A neurologist who can evaluate symptoms and their severity usually diagnoses Parkinson’s disease. No test can clearly identify the disease. Tests, such as brain scans, can help doctors decide if a patient has true Parkinson’s disease or some other disorder that resembles it. Some experts believe Parkinson’s disease is something of an “iceberg; phenomenon,” lurking undetected in as many as 20 people for each known Parkinson’s patient.

The most common signs and symptoms of Parkinsons Disease
  • Tremors
  • Muscular Rigity
  • Mask Face/Staring
  • Festinating Gait
Is there any treatment?
At present, there is no cure for PD, but a variety of medications provide dramatic relief from the symptoms.  Usually, patients are given levodopa combined with carbidopa.  Carbidopa delays the conversion of levodopa into dopamine until it reaches the brain.  Nerve cells can use levodopa to make dopamine and replenish the brain’s dwindling supply.  Although levodopa helps at least three-quarters of parkinsonian cases, not all symptoms respond equally to the drug. Bradykinesia and rigidity respond best, while tremor may be only marginally reduced.
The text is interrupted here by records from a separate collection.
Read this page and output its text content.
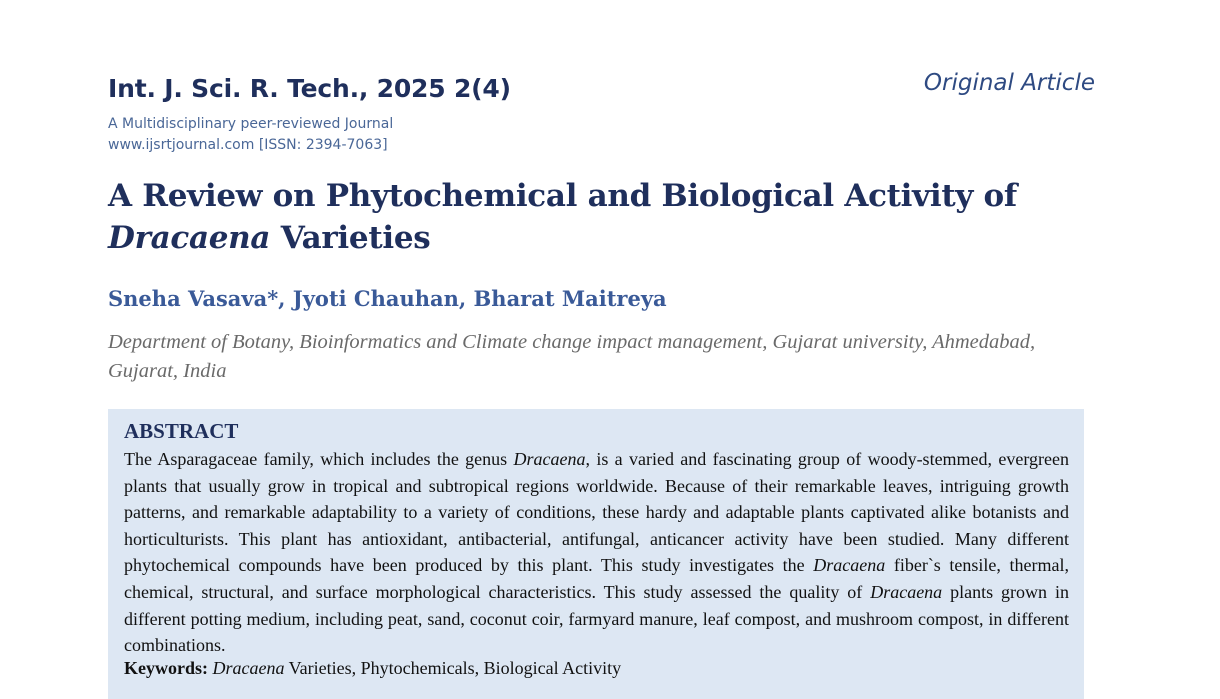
Int. J. Sci. R. Tech., 2025 2(4)	Original Article
A Multidisciplinary peer-reviewed Journal
www.ijsrtjournal.com [ISSN: 2394-7063]
A Review on Phytochemical and Biological Activity of
Dracaena Varieties
Sneha Vasava*, Jyoti Chauhan, Bharat Maitreya
Department of Botany, Bioinformatics and Climate change impact management, Gujarat university, Ahmedabad, Gujarat, India
ABSTRACT

The Asparagaceae family, which includes the genus Dracaena, is a varied and fascinating group of woody-stemmed, evergreen plants that usually grow in tropical and subtropical regions worldwide. Because of their remarkable leaves, intriguing growth patterns, and remarkable adaptability to a variety of conditions, these hardy and adaptable plants captivated alike botanists and horticulturists. This plant has antioxidant, antibacterial, antifungal, anticancer activity have been studied. Many different phytochemical compounds have been produced by this plant. This study investigates the Dracaena fiber`s tensile, thermal, chemical, structural, and surface morphological characteristics. This study assessed the quality of Dracaena plants grown in different potting medium, including peat, sand, coconut coir, farmyard manure, leaf compost, and mushroom compost, in different combinations.

Keywords: Dracaena Varieties, Phytochemicals, Biological Activity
Problems with balance and other symptoms may not be alleviated at all.  Anticholinergics may help control tremor and rigidity.  Other drugs, such as bromocriptine, pramipexole, and ropinirole, mimic the role of dopamine in the brain, causing the neurons to react as they would to dopamine.  An antiviral drug, amantadine, also appears to reduce symptoms.  In May 2006, the FDA approved rasagiline to be used along with levodopa for patients with advanced PD or as a single-drug treatment for early PD. 

In some cases, surgery may be appropriate if the disease doesn’t respond to drugs. A therapy called deep brain stimulation (DBS) has now been approved by the U.S. Food and Drug Administration. In DBS, electrodes are implanted into the brain and connected to a small electrical device called a pulse generator that can be externally programmed. DBS can reduce the need for levodopa and related drugs, which in turn decreases the involuntary movements called dyskinesias that are a common side effect of levodopa. It also helps to alleviate fluctuations of symptoms and to reduce tremors, slowness of movements, and gait problems. DBS requires careful programming of the stimulator device in order to work correctly.